Thirty police officers raided Richmond, California’s abandoned Hacienda public housing complex on Wednesday, evicting the city employee who refused to leave and clearing the building of squatters exposed last week in a story by Reveal from The Center for Investigative Reporting.
“It’s outrageous that it took all of this,” said Lt. Eric Smith with the Richmond Police Department. “But the eviction is complete, and we’ve secured the building.”
It took an unlawful detainer lawsuit, scores of neighbor complaints, and ultimately a court order to remove Marcus Moore, a former housing authority employee, from Hacienda. Moore was blamed for sparking a squatter crisis at the housing project that cost the city thousands of dollars in the process, based on utility records reviewed by Reveal.
At least 30 homeless people had broken into the 150-unit building in recent months, busting through the wrought-iron gates in front, ripping copper piping from the walls and leaving mounds of garbage and human waste in the already decrepit building.

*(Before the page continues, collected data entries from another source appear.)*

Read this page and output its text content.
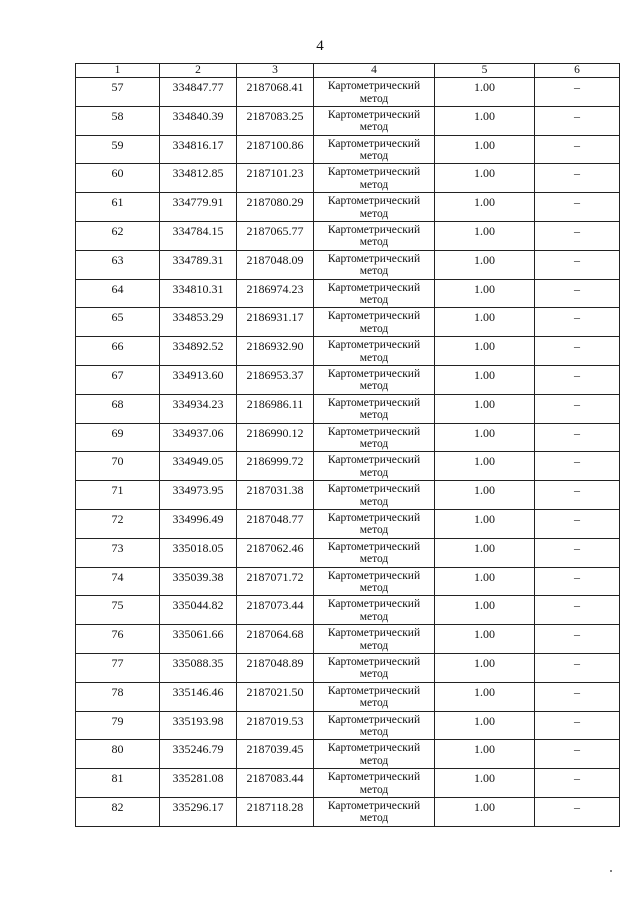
4
1	2	3	4	5	6
57	334847.77	2187068.41	Картометрический метод	1.00	–
58	334840.39	2187083.25	Картометрический метод	1.00	–
59	334816.17	2187100.86	Картометрический метод	1.00	–
60	334812.85	2187101.23	Картометрический метод	1.00	–
61	334779.91	2187080.29	Картометрический метод	1.00	–
62	334784.15	2187065.77	Картометрический метод	1.00	–
63	334789.31	2187048.09	Картометрический метод	1.00	–
64	334810.31	2186974.23	Картометрический метод	1.00	–
65	334853.29	2186931.17	Картометрический метод	1.00	–
66	334892.52	2186932.90	Картометрический метод	1.00	–
67	334913.60	2186953.37	Картометрический метод	1.00	–
68	334934.23	2186986.11	Картометрический метод	1.00	–
69	334937.06	2186990.12	Картометрический метод	1.00	–
70	334949.05	2186999.72	Картометрический метод	1.00	–
71	334973.95	2187031.38	Картометрический метод	1.00	–
72	334996.49	2187048.77	Картометрический метод	1.00	–
73	335018.05	2187062.46	Картометрический метод	1.00	–
74	335039.38	2187071.72	Картометрический метод	1.00	–
75	335044.82	2187073.44	Картометрический метод	1.00	–
76	335061.66	2187064.68	Картометрический метод	1.00	–
77	335088.35	2187048.89	Картометрический метод	1.00	–
78	335146.46	2187021.50	Картометрический метод	1.00	–
79	335193.98	2187019.53	Картометрический метод	1.00	–
80	335246.79	2187039.45	Картометрический метод	1.00	–
81	335281.08	2187083.44	Картометрический метод	1.00	–
82	335296.17	2187118.28	Картометрический метод	1.00	–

After neighbors complained about the impending public health disaster, the housing authority promised to get the situation under control. But they failed in efforts to deter squatters by posting no trespassing signs and sealing the front gates. Even the security guards hired by the city acknowledged in emails that they were “totally ineffective” in stopping hordes of squatters from breaking into and trashing the building.
“The destruction that’s gone on in that complex is pretty bad,” Smith said. “This really prevents the city and the Richmond Housing Authority from providing affordable housing for people in need when it’s being illegally occupied and damaged.”
Hacienda used to provide public housing to dozens of poor, elderly and disabled residents. But maintenance problems that went largely unaddressed by the housing agency turned it into what some residents called the “Haci-hellhole.”
For years, they complained that pipes in their ceilings would drip sewage and feces and that their units were overrun with vermin. Building inspections in 2014 revealed that half of Hacienda’s units were infested with roaches and almost a fifth of them had mold. Residents pleaded with the housing authority to move them out.
The head of the housing authority admitted that Hacienda was uninhabitable in 2014, after Reveal’s stories detailed the squalid living conditions, but it took nearly two years and $1 million in federal funding for the city to relocate the nearly 100 elderly tenants. The last one packed up his belongings on Feb. 2.
But Moore, 45, refused to leave.
Moore, a former Major League Baseball pitcher for the Colorado Rockies and Cincinnati Reds, joined the housing agency as a resident manager in August 2014. He made more than $56,000 in his year and a half as a maintenance worker and received free housing at Hacienda as a condition of his employment. He stopped working for the agency on Feb. 15, but would not leave his apartment, saying the agency owed him money.
“I don’t need that place,” Moore said in an interview Wednesday. “I’m taken care of. I was just sitting there having fun with the housing authority. I’m not going away that easy until they pay me my money.”
The agency filed a civil lawsuit to evict Moore in March. But until the courts finalized the eviction, officials said they had to provide power and utilities to Moore’s first-floor unit. In the process, they powered the whole building, providing dozens of squatters with free utilities.
In the three months that Hacienda sat vacant, the housing authority paid at least $3,400 for electricity and more than $6,300 for water, according to city utility bills.
Police hope that now that Moore is out, they can get the squatter situation under control.
The first step was to sweep the building on Wednesday, going unit by unit to kick everyone out. Smith said most of the squatters had learned in advance that the police would be coming and had packed up their belongings and left before the cops arrived. But officers did find one unit occupied by a pair of hearing-impaired homeless people. The police offered them housing in a local shelter and warned them that if they returned to the building, they would be arrested for trespassing.
“The homeless problem isn’t something we can arrest our way out of,” Smith said. “But there are going to be no more warnings related to trespassing. From now on, there will be zero tolerance.”
The Richmond Housing Authority cut the utilities and water to Hacienda on Wednesday and hired a contractor to seal all the entrances. Security guards with A1 Protective Services, the firm that previously had been leery of the squatters, will now provide around-the-clock surveillance.
The housing agency will be responsible for Hacienda until the end of the summer, when they plan to turn the building over to Mercy Housing, a nonprofit developer that plans to completely revitalize the complex over the next two years.